Adam Dodek, “Lawyering at the Intersection of Public Law and Legal Ethics: Government Lawyers as Custodians of the Rule of Law” (2010) 33 (1) Dalhousie Law Journal.
Abstract: Government lawyers are significant actors in the Canadian legal profession, yet they are largely ignored by regulators and by academic scholarship. The dominant view of lawyering fails to adequately capture the unique role of government lawyers. Government lawyers are different from other lawyers by virtue of their role in creating and upholding the rule of law. Most accounts of government lawyers separate public law duties of government from ethical duties of lawyers; for example, acknowledging the “public interest” role of government lawyers but asserting that this has no impact on their ethical duties as lawyers. Instead of this compartmentalized approach, this article advocates a unified vision of the roles and responsibilities of government lawyers. Examining the role of government lawyers should start by recognizing that they operate at the intersection of public law and legal ethics. Government lawyers are not simply lawyers working in the public sector. Nor are they simply public servants who happen to be lawyers. They are both lawyers and public servants at the same time. This creates unique tensions, problems and responsibilities for government lawyers.
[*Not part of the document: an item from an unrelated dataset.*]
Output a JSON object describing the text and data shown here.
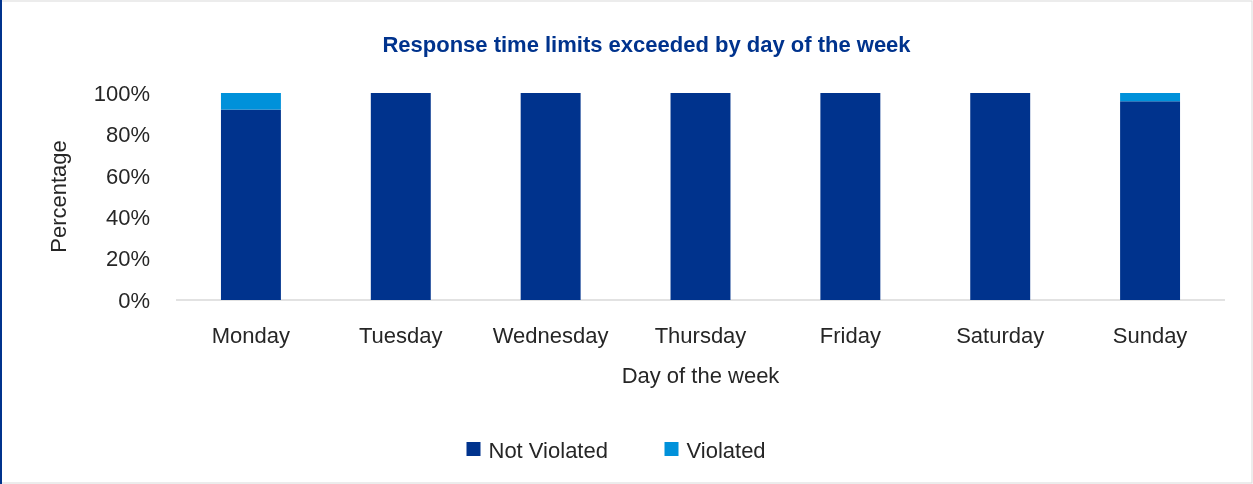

Government lawyers do owe a higher ethical duty than other lawyers which is explained through the concept of government lawyers as custodians of the rule of law. Existing forms of regulation are adequate for public protection but insufficient in public law terms to address concerns regarding the exercise of public power. Additional forms of accountability should be created including the development of specific codes of conduct for government lawyers, proactive disclosure and the creation of an Office of Professional Responsibility within federal and provincial departments of justice.